Write Lock (also known as x-lock) : If a Write Lock is added to data, only the transactions that hold the Write Lock can Write data. When data holds the Write Lock, other transactions cannot Write data and cannot impose a read Lock.
Read Lock (also called Shared Lock, s-lock for short) : Multiple transactions can add multiple Read locks to the same data. After the data is added to a Read Lock, it cannot be added to a write Lock. Therefore, other transactions cannot write to the data, but can still Read the data. For a transaction holding a read lock, if the data has a read lock only on its own transaction, it is allowed to be upgraded directly to a write lock and then written to the data.
Range Lock: An exclusive Lock is applied to a Range within which data cannot be written.

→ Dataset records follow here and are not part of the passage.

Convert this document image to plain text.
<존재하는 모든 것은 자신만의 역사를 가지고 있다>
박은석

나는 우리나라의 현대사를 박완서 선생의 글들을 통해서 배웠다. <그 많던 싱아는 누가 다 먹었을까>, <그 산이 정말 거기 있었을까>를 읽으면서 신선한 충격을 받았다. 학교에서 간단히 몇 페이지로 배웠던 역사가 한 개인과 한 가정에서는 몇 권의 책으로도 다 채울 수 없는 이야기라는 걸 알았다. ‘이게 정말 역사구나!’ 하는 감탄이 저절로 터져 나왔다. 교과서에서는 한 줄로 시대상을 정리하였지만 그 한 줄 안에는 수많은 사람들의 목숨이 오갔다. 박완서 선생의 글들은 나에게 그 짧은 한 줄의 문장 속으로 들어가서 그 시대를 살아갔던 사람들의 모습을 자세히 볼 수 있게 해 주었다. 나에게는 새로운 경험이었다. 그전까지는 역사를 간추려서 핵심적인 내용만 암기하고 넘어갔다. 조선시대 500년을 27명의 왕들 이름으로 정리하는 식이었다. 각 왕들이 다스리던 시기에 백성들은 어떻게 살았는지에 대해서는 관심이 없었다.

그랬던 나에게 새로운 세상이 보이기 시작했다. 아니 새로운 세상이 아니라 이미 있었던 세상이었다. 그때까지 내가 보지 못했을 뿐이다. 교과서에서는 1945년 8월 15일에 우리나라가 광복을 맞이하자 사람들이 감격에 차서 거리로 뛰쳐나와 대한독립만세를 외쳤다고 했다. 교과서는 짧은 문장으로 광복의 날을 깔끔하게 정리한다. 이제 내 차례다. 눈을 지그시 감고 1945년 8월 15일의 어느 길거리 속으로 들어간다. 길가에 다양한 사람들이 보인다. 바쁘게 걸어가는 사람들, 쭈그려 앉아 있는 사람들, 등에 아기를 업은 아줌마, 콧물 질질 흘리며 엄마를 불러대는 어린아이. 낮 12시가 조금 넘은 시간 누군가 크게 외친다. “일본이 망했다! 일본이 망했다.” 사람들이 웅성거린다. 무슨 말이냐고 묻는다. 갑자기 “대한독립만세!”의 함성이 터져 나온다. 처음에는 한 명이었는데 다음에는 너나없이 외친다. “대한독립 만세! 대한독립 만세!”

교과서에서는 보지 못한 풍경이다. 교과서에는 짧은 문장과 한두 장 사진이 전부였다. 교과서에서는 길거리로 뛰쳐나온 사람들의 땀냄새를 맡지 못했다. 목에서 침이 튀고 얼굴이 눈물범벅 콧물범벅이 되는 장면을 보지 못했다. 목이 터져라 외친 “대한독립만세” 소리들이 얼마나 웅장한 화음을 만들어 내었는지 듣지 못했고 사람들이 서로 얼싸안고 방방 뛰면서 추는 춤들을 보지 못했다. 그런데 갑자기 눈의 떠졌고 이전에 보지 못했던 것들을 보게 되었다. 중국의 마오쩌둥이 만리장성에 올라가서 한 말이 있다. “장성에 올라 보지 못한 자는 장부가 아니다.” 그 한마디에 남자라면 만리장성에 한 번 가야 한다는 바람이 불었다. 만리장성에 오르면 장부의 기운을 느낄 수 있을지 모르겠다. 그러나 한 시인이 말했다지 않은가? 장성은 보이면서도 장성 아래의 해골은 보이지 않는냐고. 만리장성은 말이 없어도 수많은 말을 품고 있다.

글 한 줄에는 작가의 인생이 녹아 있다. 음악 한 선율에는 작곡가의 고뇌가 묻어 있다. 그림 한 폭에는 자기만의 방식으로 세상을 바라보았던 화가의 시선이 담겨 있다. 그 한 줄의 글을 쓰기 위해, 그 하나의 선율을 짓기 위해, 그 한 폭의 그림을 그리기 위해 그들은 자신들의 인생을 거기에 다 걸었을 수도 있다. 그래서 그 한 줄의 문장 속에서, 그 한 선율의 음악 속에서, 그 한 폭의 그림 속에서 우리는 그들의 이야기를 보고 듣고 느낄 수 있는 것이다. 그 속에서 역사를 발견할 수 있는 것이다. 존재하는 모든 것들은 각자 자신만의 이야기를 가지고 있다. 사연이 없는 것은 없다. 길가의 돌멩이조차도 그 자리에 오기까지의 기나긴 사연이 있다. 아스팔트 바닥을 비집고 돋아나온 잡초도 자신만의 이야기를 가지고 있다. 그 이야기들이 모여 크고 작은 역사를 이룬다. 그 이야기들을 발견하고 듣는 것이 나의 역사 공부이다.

The following statement is a typical example of range locking:

SELECT * FROM books WHERE price < 100 FOR UPDATE;
Copy the code

Note the difference between “a range cannot be written” and “a batch of data cannot be written”, i.e. do not think of a range lock as a set of exclusive locks. With a range lock, not only can you not modify existing data in that range, but you can’t add or delete any data in that range, which a set of exclusive locks cannot do.

Serializable

Serializable access provides the highest level of isolation, with the highest isolation level defined in ANSI/ISO SQL-92 being Serializable. Serializability is in line with the common programmer’s understanding of data contention locking. If performance optimization is not considered, serializability can be achieved by adding read locks, write locks and range locks to all read and write data of a transaction. Expanding locks and Shrinking locks were needed to determine the relationship between read locks, write locks, and data in two-phase locks, 2PL). The Concurrency Control theory dictates that isolation is at odds with Concurrency. The higher the isolation, the lower the throughput for concurrent accesses. Modern databases must provide users with the option to adjust isolation levels other than serializability. The fundamental purpose is to allow users to adjust the locking mode of the database to achieve a balance between isolation and throughput.

Repeatable Read

The next isolation level of serializability is Repeatable Read, which locks the Read and write data involved in the transaction and holds it until the end of the transaction, but no more range locks. Repeatable Reads are less serializable than Phantom Reads, where two identical range queries produce different result sets during a transaction.

SELECT count(1) FROM books WHERE price < 100	/* Time order: 1, transaction: T1 */
INSERT INTO books(name,price) VALUES ('Understanding the Java Virtual Machine in depth'.90)	/* Time order: 2, transaction: T2 */
SELECT count(1) FROM books WHERE price < 100	/* Time order: 3, transaction: T1 */
Copy the code

Lock, according to the scope of the face before, read and write locks lock definition, if the SQL statement repeated twice in the same transaction, and between the two execution happens to have another transaction in database insert a book is less than 100 yuan, it’s will be allowed, then the two the same query will get different results, The reason is that repeatable reads do not have a scope lock to prevent the insertion of new data within that scope, which is a sign that a transaction is affected by other transactions and the isolation is broken.

Read Committed

The next isolation level for repeatable reads is Read Committed, where write locks are applied to the data involved in a transaction until the end of the transaction, but Read locks are released immediately after the query is complete. Read committed is weaker than Repeatable Reads because of non-repeatable Reads, which means that two queries on the same row get different results during the transaction execution.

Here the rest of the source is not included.